A significant addition was the new roof designed by Buckminster Fuller. The inner court, now put to more extensive and varied uses, needed a roof. But the building, originally designed to be open-air, would not support the weight of a conventional roof. Fuller’s geodesic dome design seemed to perfectly solve the problem, promising to be both durable and extra-lightweight.

Ford Rotunda with Newly Added Dome, Dearborn, Michigan, circa 1953 (http://bit.ly/13qAOFb)

Workers Assembling the Geodesic Dome Roof on Ford Rotunda Building, Dearborn, Michigan, 1954 (http://bit.ly/114UFJd)

On June 16, 1953, the Ford Rotunda re-opened to the public. Between 1953 and 1962, it became one of the Midwest’s principal tourist attractions, annually drawing more than one-and-a-half million visitors. Ford took advantage of the Rotunda’s popularity to call attention to new car models. But its biggest draw was the annual “Christmas Fantasy.”
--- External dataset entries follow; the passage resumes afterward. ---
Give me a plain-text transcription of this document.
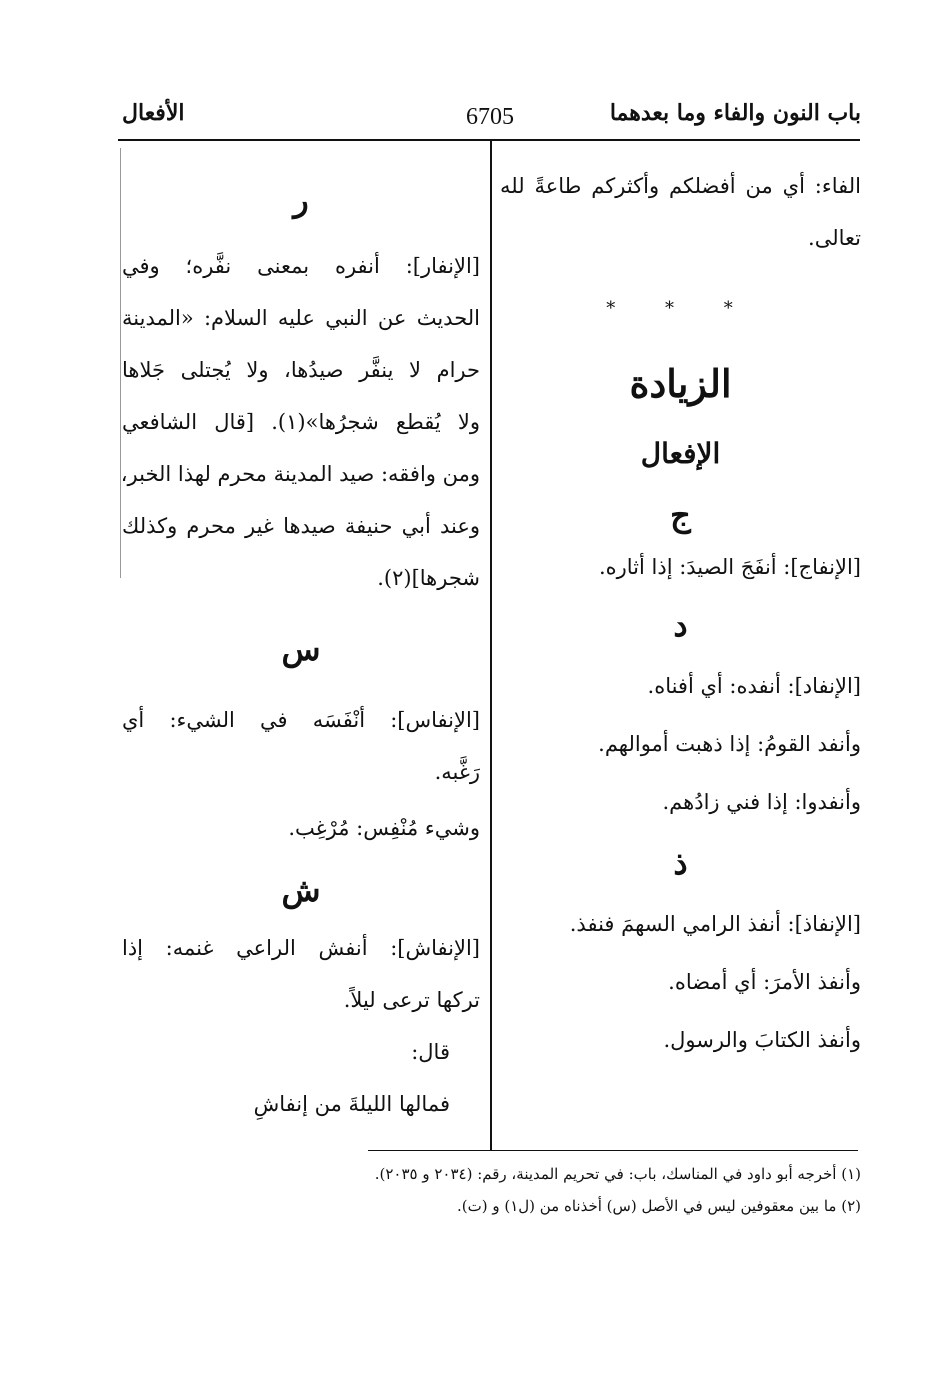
باب النون والفاء وما بعدهما
6705
الأفعال
الفاء: أي من أفضلكم وأكثركم طاعةً لله
تعالى.
* * *
الزيادة
الإفعال
ج
[الإنفاج]: أنفَجَ الصيدَ: إذا أثاره.
د
[الإنفاد]: أنفده: أي أفناه.
وأنفد القومُ: إذا ذهبت أموالهم.
وأنفدوا: إذا فني زادُهم.
ذ
[الإنفاذ]: أنفذ الرامي السهمَ فنفذ.
وأنفذ الأمرَ: أي أمضاه.
وأنفذ الكتابَ والرسول.
ر
[الإنفار]: أنفره بمعنى نفَّره؛ وفي
الحديث عن النبي عليه السلام: «المدينة
حرام لا ينفَّر صيدُها، ولا يُجتلى جَلاها
ولا يُقطع شجرُها»(١). [قال الشافعي
ومن وافقه: صيد المدينة محرم لهذا الخبر،
وعند أبي حنيفة صيدها غير محرم وكذلك
شجرها](٢).
س
[الإنفاس]: أنْفَسَه في الشيء: أي
رَغَّبه.
وشيء مُنْفِس: مُرْغِب.
ش
[الإنفاش]: أنفش الراعي غنمه: إذا
تركها ترعى ليلاً.
قال:
فمالها الليلةَ من إنفاشِ
(١) أخرجه أبو داود في المناسك، باب: في تحريم المدينة، رقم: (٢٠٣٤ و ٢٠٣٥).
(٢) ما بين معقوفين ليس في الأصل (س) أخذناه من (ل١) و (ت).
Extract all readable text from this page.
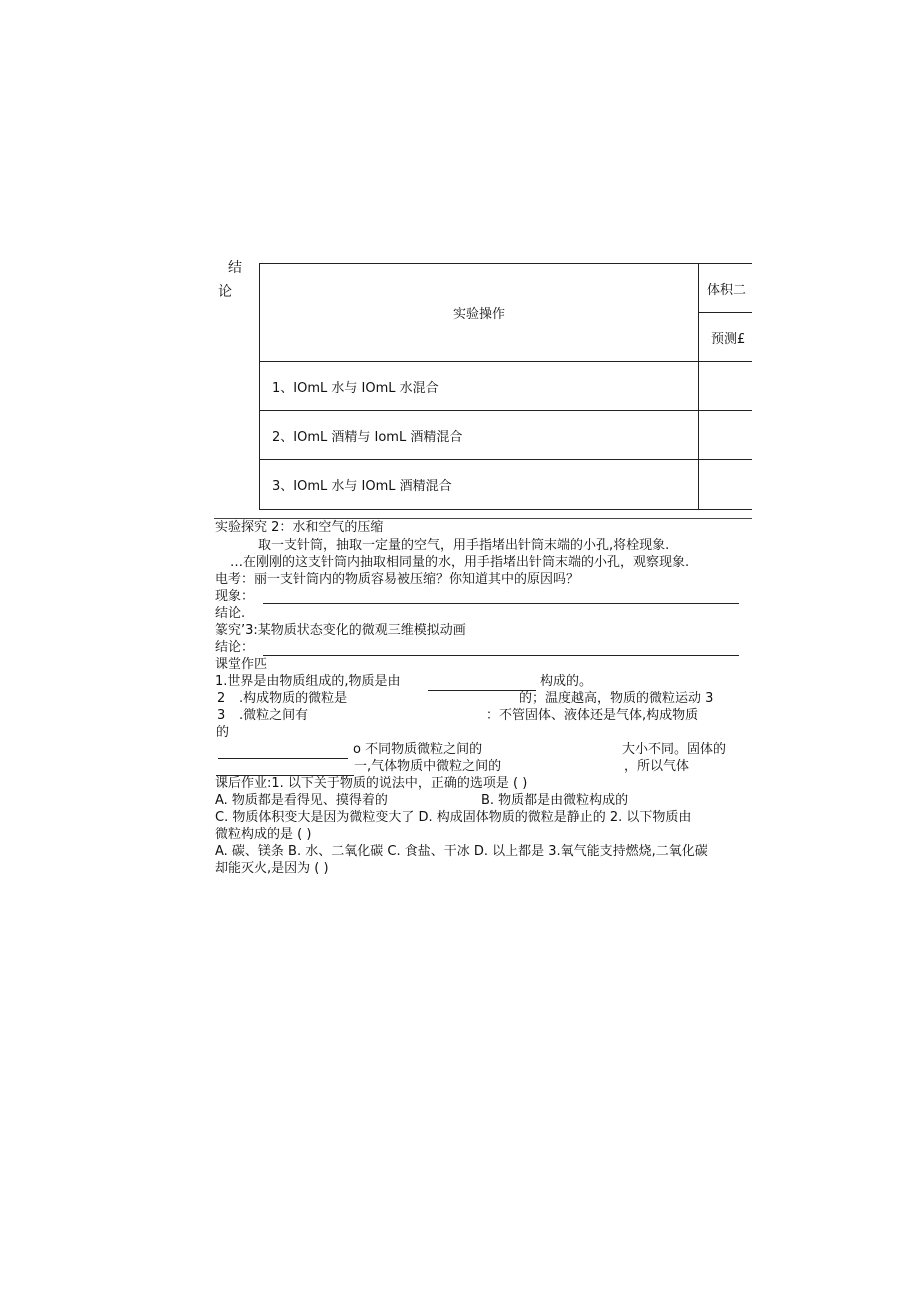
结
论
实验操作	体积二
	预测£
1、IOmL 水与 IOmL 水混合	
2、IOmL 酒精与 IomL 酒精混合	
3、IOmL 水与 IOmL 酒精混合	
实验探究 2：水和空气的压缩
取一支针筒，抽取一定量的空气，用手指堵出针筒末端的小孔,将栓现象.
…在刚刚的这支针筒内抽取相同量的水，用手指堵出针筒末端的小孔，观察现象.
电考：丽一支针筒内的物质容易被压缩？你知道其中的原因吗？
现象：
结论.
篆究’3:某物质状态变化的微观三维模拟动画
结论：
课堂作匹
1.世界是由物质组成的,物质是由	构成的。
2 .构成物质的微粒是	的；温度越高，物质的微粒运动 3
3 .微粒之间有	：不管固体、液体还是气体,构成物质
的
o 不同物质微粒之间的	大小不同。固体的
一,气体物质中微粒之间的	，所以气体
课后作业:1. 以下关于物质的说法中，正确的选项是 ( )
A. 物质都是看得见、摸得着的	B. 物质都是由微粒构成的
C. 物质体积变大是因为微粒变大了 D. 构成固体物质的微粒是静止的 2. 以下物质由
微粒构成的是 ( )
A. 碳、镁条 B. 水、二氧化碳 C. 食盐、干冰 D. 以上都是 3.氧气能支持燃烧,二氧化碳
却能灭火,是因为 ( )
Ford Falcon Automobile and Christmas Tree Inside the Ford Rotunda Building, Dearborn, Michigan, 1959

Sadly, the Ford Rotunda burned down on November 9, 1962, while the building was being prepped for the annual Christmas show. A waterproof sealer that was to be sprayed on the geodesic dome panels caught on fire. The company decided not to rebuild. Today, only Rotunda Drive in Dearborn serves as a reminder of this once-iconic and unique building.

Fire at the Ford Rotunda Building, Dearborn, Michigan, 1962

Donna R. Braden, Curator of Public Life, learned all about the Ford Rotunda when she put together the “Ford at the Fair” cases outside the “Designing Tomorrow” exhibition in Henry Ford Museum.